UT Medical Branch at Galveston may appeal last week’s decision by the Texas Attorney General that requires it to release a portion of the documents an animal rights group requested under the Freedom of Information Act in January.
People for the Ethical Treatment of Animals submitted an open records request to UTMB in January in response to reports of abuse from within the medical school, said Alka Chandna, a senior researcher for PETA. The organization requested records from January 2010 through January 2011.
PETA also filed a complaint with the U.S. Department of Agriculture with claims including improper administration of anesthetics during experiments, inadequate health care during and after the administration of experimental drugs and inadequate care following experimental surgery.
She said in the school’s initial response to the request for six sets of documents, including medical care and acquisition records and adverse event reports for animals under UTMB’s care, the University promised to send two sets and submit the rest to the Attorney General for ruling. Chandna said the two sets included almost 1,800 pages of records and PETA has not yet received them.
Under Texas’ public information laws, the Attorney General determines whether constitutional or statutory law or legal precedent exempts public documents from FOIA requests.
In its request to Texas Attorney General Greg Abbott, UTMB claimed a portion of the documents were exempt from disclosure because they were generated by a medical committee or consist of research information the University could commercialize. Texas law exempts both of these types of information from FOIA requests.
In its comments to Abbott before his ruling, PETA claimed because the medical committee only functions to improve animal and not human health care systems, it was not exempt from the request.
PETA and UTMB received the decision last week. Abbott ruled UTMB must disclose all the documents requested except those created by UTMB medical committees. He wrote that Texas law makes no distinction between human and non-human medical committees for public information purposes. He also wrote that the remaining documents consist of routine medical research records and must be given to PETA.
UTMB has 30 days to appeal to the decision.
UTMB spokesman Raul Reyes said the school’s counsel is considering whether or not to appeal.
“We received the Attorney General’s decision last week and we are reviewing it,” Reyes said.
Reyes and a UT System spokesman declined to comment further.

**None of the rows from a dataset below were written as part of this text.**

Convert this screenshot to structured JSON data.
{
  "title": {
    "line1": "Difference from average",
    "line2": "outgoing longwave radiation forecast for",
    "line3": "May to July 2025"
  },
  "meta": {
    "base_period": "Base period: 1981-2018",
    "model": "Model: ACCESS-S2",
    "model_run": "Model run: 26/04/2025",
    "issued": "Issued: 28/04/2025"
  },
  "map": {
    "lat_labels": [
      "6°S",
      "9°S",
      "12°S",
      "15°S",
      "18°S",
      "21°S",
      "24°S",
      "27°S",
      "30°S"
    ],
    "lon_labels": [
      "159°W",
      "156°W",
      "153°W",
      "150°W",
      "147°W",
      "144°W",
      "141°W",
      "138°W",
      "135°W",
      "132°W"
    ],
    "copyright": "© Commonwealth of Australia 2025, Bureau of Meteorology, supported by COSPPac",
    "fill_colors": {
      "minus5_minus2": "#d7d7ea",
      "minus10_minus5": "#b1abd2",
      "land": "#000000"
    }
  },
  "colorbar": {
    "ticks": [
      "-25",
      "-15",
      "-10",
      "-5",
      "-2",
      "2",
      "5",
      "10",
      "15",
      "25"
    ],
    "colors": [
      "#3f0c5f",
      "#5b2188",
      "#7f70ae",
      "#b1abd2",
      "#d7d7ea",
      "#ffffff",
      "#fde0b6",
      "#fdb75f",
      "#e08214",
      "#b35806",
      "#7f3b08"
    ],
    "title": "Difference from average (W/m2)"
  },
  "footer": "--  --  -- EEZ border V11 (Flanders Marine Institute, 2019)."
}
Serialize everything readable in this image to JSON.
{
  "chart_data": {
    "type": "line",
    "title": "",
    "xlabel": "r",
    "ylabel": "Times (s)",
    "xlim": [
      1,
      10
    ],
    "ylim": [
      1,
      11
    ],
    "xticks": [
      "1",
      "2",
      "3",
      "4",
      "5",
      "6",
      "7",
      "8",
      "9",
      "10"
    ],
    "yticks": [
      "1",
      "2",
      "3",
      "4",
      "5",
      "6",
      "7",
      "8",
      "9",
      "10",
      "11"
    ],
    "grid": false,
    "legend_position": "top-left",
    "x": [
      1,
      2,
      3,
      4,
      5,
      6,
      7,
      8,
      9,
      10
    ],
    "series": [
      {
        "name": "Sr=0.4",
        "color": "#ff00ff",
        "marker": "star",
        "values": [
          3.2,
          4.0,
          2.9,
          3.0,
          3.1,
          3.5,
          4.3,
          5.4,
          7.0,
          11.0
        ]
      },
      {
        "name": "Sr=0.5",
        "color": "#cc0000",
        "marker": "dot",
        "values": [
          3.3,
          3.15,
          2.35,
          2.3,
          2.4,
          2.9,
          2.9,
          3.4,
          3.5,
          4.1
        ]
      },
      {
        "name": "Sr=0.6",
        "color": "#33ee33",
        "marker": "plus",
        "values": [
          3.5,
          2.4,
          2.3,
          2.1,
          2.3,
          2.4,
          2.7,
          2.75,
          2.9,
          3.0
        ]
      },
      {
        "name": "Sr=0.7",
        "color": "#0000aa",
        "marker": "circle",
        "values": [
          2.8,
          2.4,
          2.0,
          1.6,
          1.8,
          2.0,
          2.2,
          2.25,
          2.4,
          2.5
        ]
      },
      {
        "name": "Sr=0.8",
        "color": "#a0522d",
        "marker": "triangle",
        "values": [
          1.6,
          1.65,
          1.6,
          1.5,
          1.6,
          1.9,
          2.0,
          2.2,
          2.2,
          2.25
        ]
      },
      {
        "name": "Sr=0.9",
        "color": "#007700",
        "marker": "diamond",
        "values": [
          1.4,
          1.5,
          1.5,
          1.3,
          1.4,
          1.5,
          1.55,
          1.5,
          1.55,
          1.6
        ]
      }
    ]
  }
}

Education freshman and vice president of University Vegetarians said the vegetarian student social group hasn’t pursued the issue. She said as information becomes available, the group could respond if serious animal abuse occurred.
“We aren’t really an activist group, but if it were a really critical issue we would address it,” Hartmann said. “It just depends on how big the situation is. If there were a bunch of animals dying, we would definitely do something.”